BofA Securities analyst Jason Kupferberg downgraded DXC Technology (NYSE: DXC) from Buy to Underperform with a price target of $30.00 (from $45.00) over concerns that breakeven revenue growth is likely to be delayed. BofA is modeling break-even organic revenue growth for the 9/22 quarter but recent macro developments could cause this to take longer and inhibit multiple expansion.

The analyst stated "In our view, DXC faces a potentially daunting challenge of managing its delicate company-specific turnaround (which has shown nice signs of progress) amid a macro backdrop that has quickly turned less favorable. In F21, DXC earned 45% of revs from Europe, some which was inherited when DXC bought Russia-based Luxoft in June 2019. On 3/4/22, DXC announced plans to exit the Russian market, where it has ~4,000 employees (mostly serving Russian clients), representing <1% of total revs.
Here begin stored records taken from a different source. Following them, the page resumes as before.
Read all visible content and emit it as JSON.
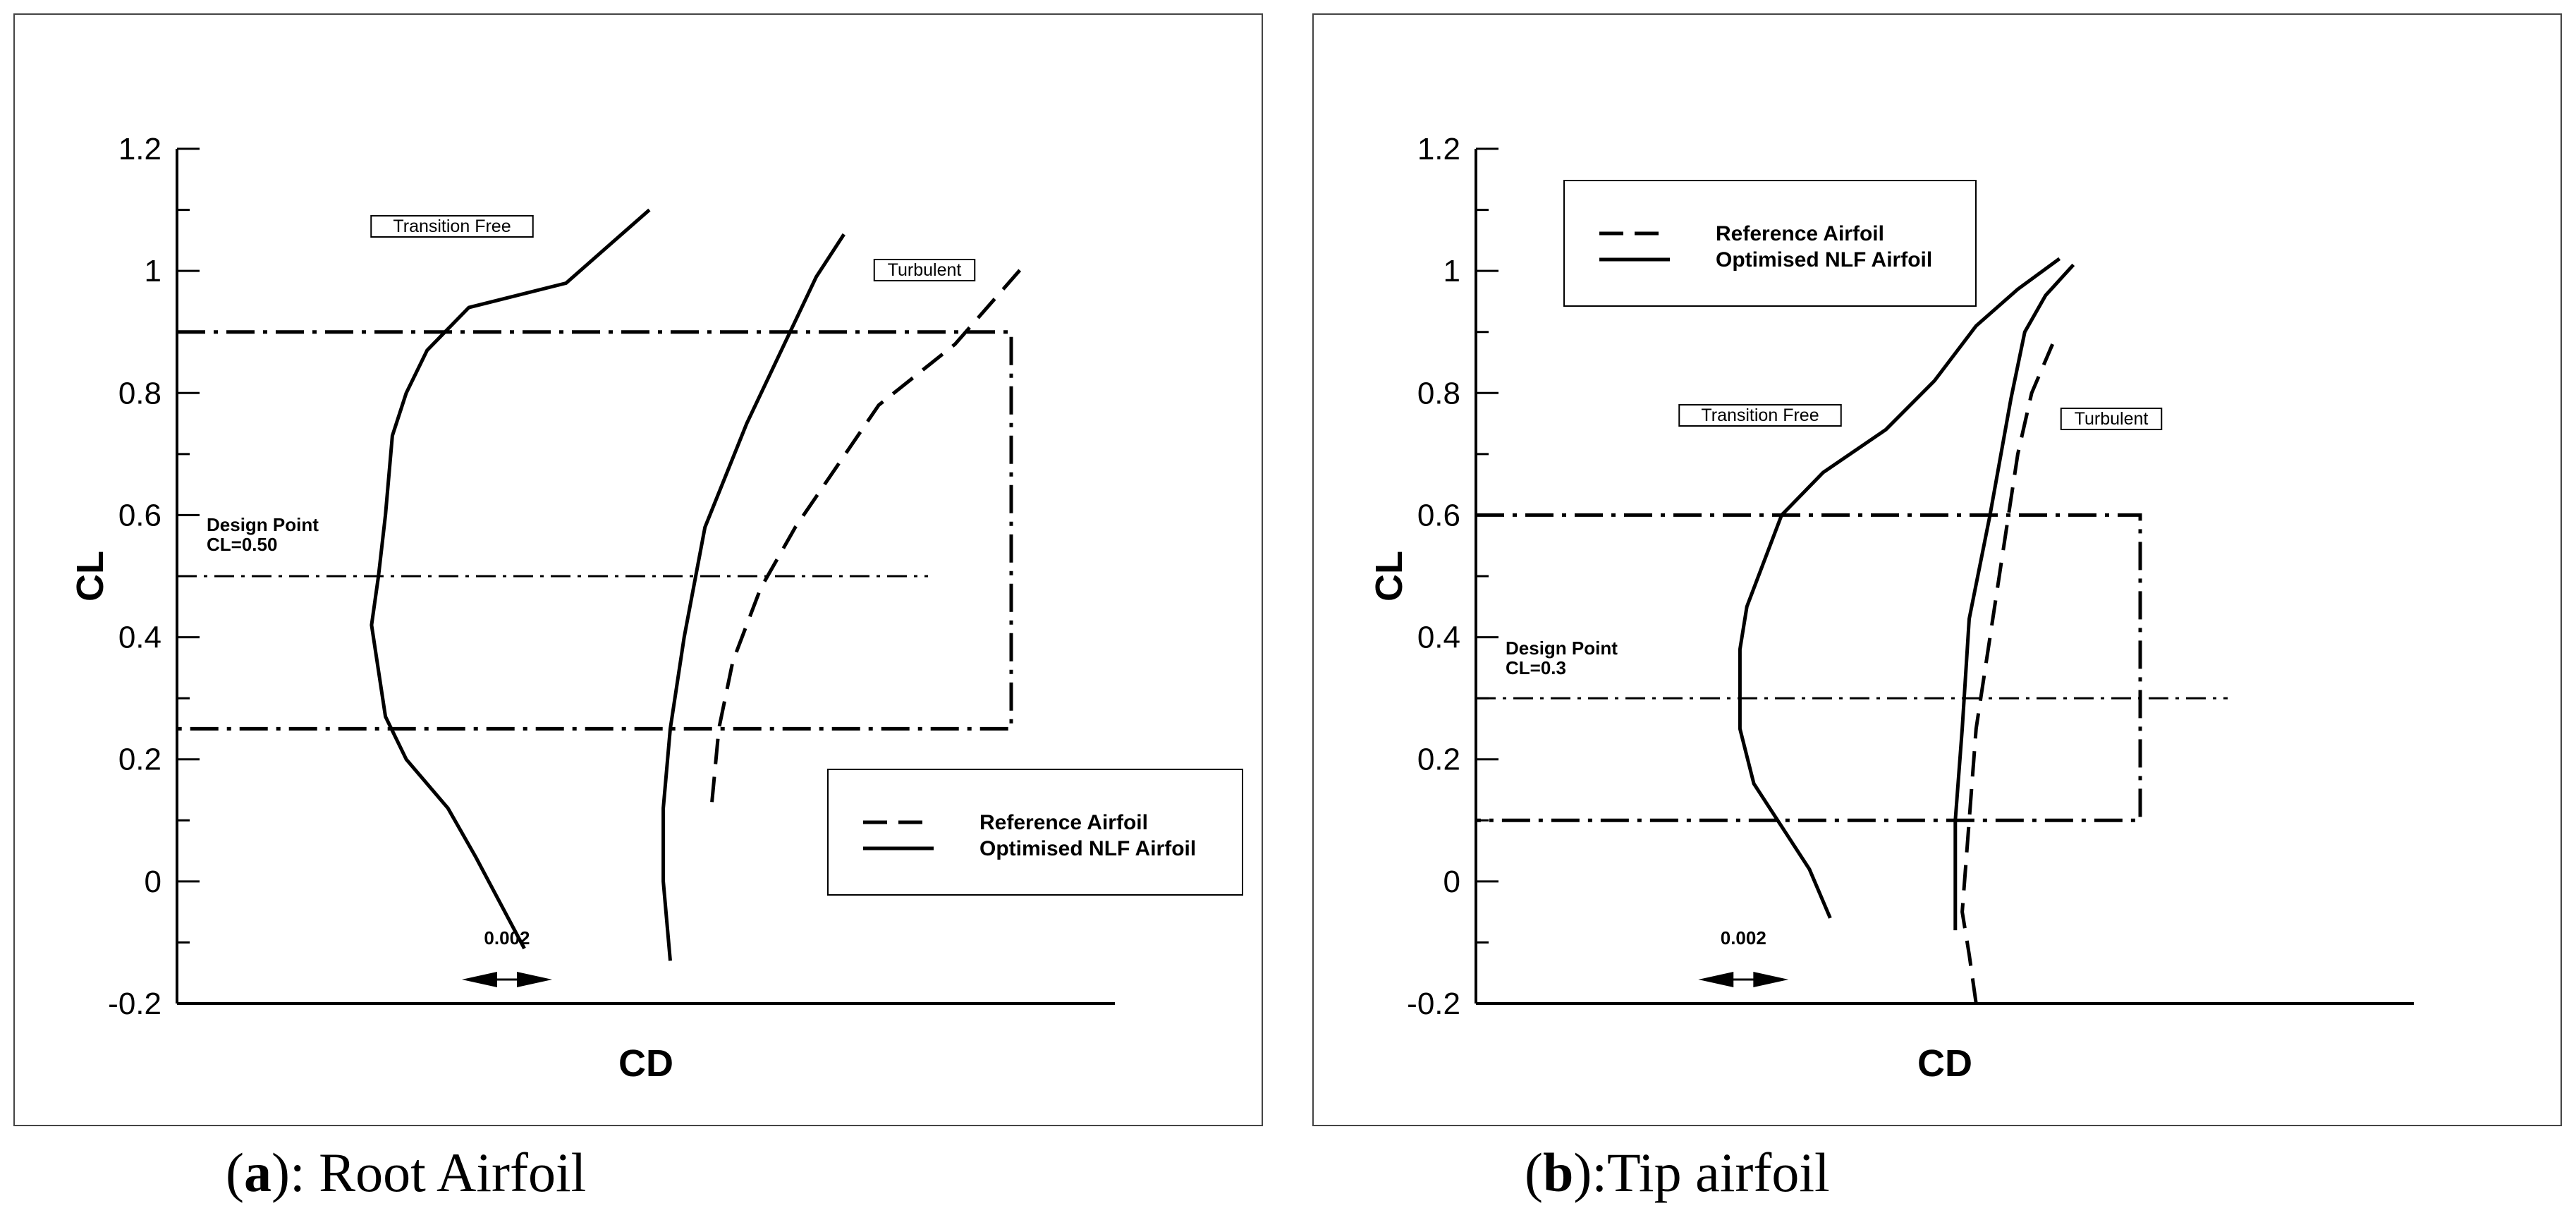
{
  "figure": {
    "panels": [
      {
        "caption_letter": "a",
        "caption_text": "): Root Airfoil",
        "chart_data": {
          "type": "line",
          "xlabel": "CD",
          "ylabel": "CL",
          "ylim": [
            -0.2,
            1.2
          ],
          "yticks": [
            "-0.2",
            "0",
            "0.2",
            "0.4",
            "0.6",
            "0.8",
            "1",
            "1.2"
          ],
          "x_units": "CD increments of 0.002 shown by scale arrow",
          "scale_bar_label": "0.002",
          "design_label_1": "Design Point",
          "design_label_2": "CL=0.50",
          "design_cl": 0.5,
          "band": [
            0.25,
            0.9
          ],
          "label_transition": "Transition Free",
          "label_turbulent": "Turbulent",
          "legend": [
            "Reference Airfoil",
            "Optimised NLF Airfoil"
          ],
          "series": [
            {
              "name": "Optimised NLF Airfoil",
              "regime": "Transition Free",
              "style": "solid",
              "points": [
                [
                  0.006,
                  -0.11
                ],
                [
                  0.0053,
                  0.04
                ],
                [
                  0.0049,
                  0.12
                ],
                [
                  0.0043,
                  0.2
                ],
                [
                  0.004,
                  0.27
                ],
                [
                  0.0038,
                  0.42
                ],
                [
                  0.0039,
                  0.5
                ],
                [
                  0.004,
                  0.6
                ],
                [
                  0.0041,
                  0.73
                ],
                [
                  0.0043,
                  0.8
                ],
                [
                  0.0046,
                  0.87
                ],
                [
                  0.0052,
                  0.94
                ],
                [
                  0.0066,
                  0.98
                ],
                [
                  0.0072,
                  1.04
                ],
                [
                  0.0078,
                  1.1
                ]
              ]
            },
            {
              "name": "Optimised NLF Airfoil",
              "regime": "Turbulent",
              "style": "solid",
              "points": [
                [
                  0.0081,
                  -0.13
                ],
                [
                  0.008,
                  0.0
                ],
                [
                  0.008,
                  0.12
                ],
                [
                  0.0081,
                  0.25
                ],
                [
                  0.0083,
                  0.4
                ],
                [
                  0.0086,
                  0.58
                ],
                [
                  0.0092,
                  0.75
                ],
                [
                  0.0097,
                  0.87
                ],
                [
                  0.0102,
                  0.99
                ],
                [
                  0.0106,
                  1.06
                ]
              ]
            },
            {
              "name": "Reference Airfoil",
              "regime": "Turbulent",
              "style": "dashed",
              "points": [
                [
                  0.0087,
                  0.13
                ],
                [
                  0.0088,
                  0.25
                ],
                [
                  0.009,
                  0.36
                ],
                [
                  0.0094,
                  0.48
                ],
                [
                  0.0099,
                  0.58
                ],
                [
                  0.0105,
                  0.68
                ],
                [
                  0.0111,
                  0.78
                ],
                [
                  0.0122,
                  0.88
                ],
                [
                  0.0132,
                  1.01
                ]
              ]
            }
          ],
          "scale_arrow_x": [
            0.0051,
            0.0064
          ]
        }
      },
      {
        "caption_letter": "b",
        "caption_text": "):Tip airfoil",
        "chart_data": {
          "type": "line",
          "xlabel": "CD",
          "ylabel": "CL",
          "ylim": [
            -0.2,
            1.2
          ],
          "yticks": [
            "-0.2",
            "0",
            "0.2",
            "0.4",
            "0.6",
            "0.8",
            "1",
            "1.2"
          ],
          "scale_bar_label": "0.002",
          "design_label_1": "Design Point",
          "design_label_2": "CL=0.3",
          "design_cl": 0.3,
          "band": [
            0.1,
            0.6
          ],
          "label_transition": "Transition Free",
          "label_turbulent": "Turbulent",
          "legend": [
            "Reference Airfoil",
            "Optimised NLF Airfoil"
          ],
          "series": [
            {
              "name": "Optimised NLF Airfoil",
              "regime": "Transition Free",
              "style": "solid",
              "points": [
                [
                  0.0061,
                  -0.06
                ],
                [
                  0.0058,
                  0.02
                ],
                [
                  0.005,
                  0.16
                ],
                [
                  0.0048,
                  0.25
                ],
                [
                  0.0048,
                  0.38
                ],
                [
                  0.0049,
                  0.45
                ],
                [
                  0.0054,
                  0.6
                ],
                [
                  0.006,
                  0.67
                ],
                [
                  0.0069,
                  0.74
                ],
                [
                  0.0076,
                  0.82
                ],
                [
                  0.0082,
                  0.91
                ],
                [
                  0.0088,
                  0.97
                ],
                [
                  0.0094,
                  1.02
                ]
              ]
            },
            {
              "name": "Optimised NLF Airfoil",
              "regime": "Turbulent",
              "style": "solid",
              "points": [
                [
                  0.0079,
                  -0.08
                ],
                [
                  0.0079,
                  0.1
                ],
                [
                  0.008,
                  0.25
                ],
                [
                  0.0081,
                  0.43
                ],
                [
                  0.0084,
                  0.6
                ],
                [
                  0.0087,
                  0.79
                ],
                [
                  0.0089,
                  0.9
                ],
                [
                  0.0092,
                  0.96
                ],
                [
                  0.0096,
                  1.01
                ]
              ]
            },
            {
              "name": "Reference Airfoil",
              "regime": "Turbulent",
              "style": "dashed",
              "points": [
                [
                  0.0082,
                  -0.2
                ],
                [
                  0.0081,
                  -0.12
                ],
                [
                  0.008,
                  -0.05
                ],
                [
                  0.0081,
                  0.1
                ],
                [
                  0.0082,
                  0.25
                ],
                [
                  0.0084,
                  0.4
                ],
                [
                  0.0086,
                  0.55
                ],
                [
                  0.0088,
                  0.7
                ],
                [
                  0.009,
                  0.8
                ],
                [
                  0.0093,
                  0.88
                ]
              ]
            }
          ],
          "scale_arrow_x": [
            0.0042,
            0.0055
          ]
        }
      }
    ]
  }
}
In addition, we believe DXC employs 4,000 people in Ukraine, supporting about $250M in revenues, or 1.5% of total. Depending on the pace and path of the Russia/Ukraine conflict, it is plausible that European enterprise spending on IT services could slow down, at least temporarily."

For an analyst ratings summary and ratings history on DXC Technology click here. For more ratings news on DXC Technology click here.

Shares of DXC Technology closed at $30.86 yesterday.